Sejak penghujung tahun 2024 hingga sekarang, dunia anak digemparkan dengan munculnya berbagai fenomena aneh atau anomali digital yang tiba-tiba digemari anak-anak, khususnya pada usia sepuluh tahun ke bawah. Mulai dari tontonan animasi visual yang aneh, permainan online dengan suara berulang, hingga tren konten viral yang tidak memiliki konten edukatif, semuanya menyebar cepat dan menarik banyak perhatian anak-anak usia dini.
Di balik populernya fenomena tersebut, para ahli mulai mengkhawatirkan dampaknya terhadap perkembangan otak anak, terutama yang disebut dengan istilah “brain root disruption.” Istilah “brain root” merujuk pada bagian dasar dari sistem saraf pusat yang berperan dalam regulasi emosi, fokus, dan perilaku. Paparan berlebihan terhadap konten yang bersifat anomali, dalam arti tidak wajar atau tidak sesuai dengan tahap perkembangan, dikhawatirkan dapat mengganggu proses pembentukan struktur berpikir anak, di mana kemampuan kognitif pada anak menurun, seperti berkonsentrasi, mengingat, atau berpikir kritis, akibat paparan berlebihan terhadap konten digital yang tidak bermutu atau dangkal.
Perbesar
Contoh nyata adalah tren tontonan anak-anak di platform digital seperti di YouTube dan TikTok, yang menampilkan karakter dengan suara dan bentuk yang aneh, disertai gerakan hiperaktif dengan cerita tanpa alur yang jelas.
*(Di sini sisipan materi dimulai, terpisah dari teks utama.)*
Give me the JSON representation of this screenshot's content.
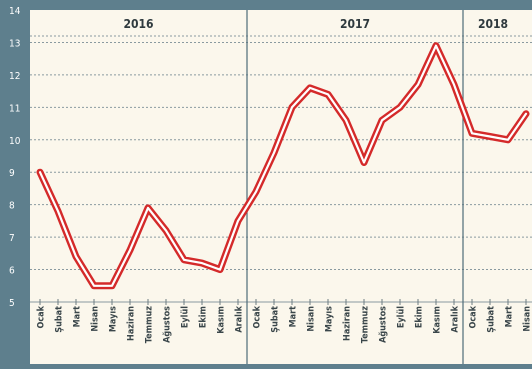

Walaupun kelihatannya menghibur, beberapa penelitian menunjukkan bahwa paparan jangka panjang terhadap konten semacam ini bisa menyebabkan penurunan daya konsentrasi serta gangguan tidur dan perilaku.
Beberapa orang tua mulai menyadari perubahan perilaku pada anak mereka karena tontonan seperti ini. Salah satu orang tua, Cita (28), juga menyampaikan pengalamannya saat diwawancarai oleh salah satu mahasiswa, Arum (24):
“Awalnya saya kira itu cuma tontonan lucu-lucuan saja. Tapi makin ke sini, tingkah anak saya mulai berubah jadi lebih aneh dan mudah terdistraksi, terutama kalau mendengar suara-suara seperti Tung Tung Sahur, Ballerina Capuchina, dan lainnya. Saya sendiri awalnya tidak tahu apa itu, justru malah diberi tahu oleh anak saya. Setelah saya cari tahu, saya kaget karena visualnya menurut saya tidak masuk akal dan berpotensi merusak cara berpikir anak. Sejak saat itu, saya mulai sangat memperhatikan apa saja yang ditontonnya. Saya juga memberi edukasi pelan-pelan bahwa tontonan seperti itu bukanlah kenyataan dan tidak baik untuk dikonsumsi secara terus-menerus.”
Fenomena ini seolah menjadi “racun halus” yang sulit dikenali, karena datang dalam kemasan lucu dan menghibur. Namun, di balik layar, terjadi stimulasi berlebihan pada bagian otak tertentu yang belum siap menerima rangsangan ekstrem pada anak.
Penting bagi orang tua dan pendidik untuk lebih selektif dalam memilihkan tontonan dan aktivitas anak. Pendampingan yang bijak, pembatasan waktu layar, serta pengenalan pada aktivitas fisik dan sosial yang sehat menjadi kunci untuk mencegah dampak negatif dari fenomena ini.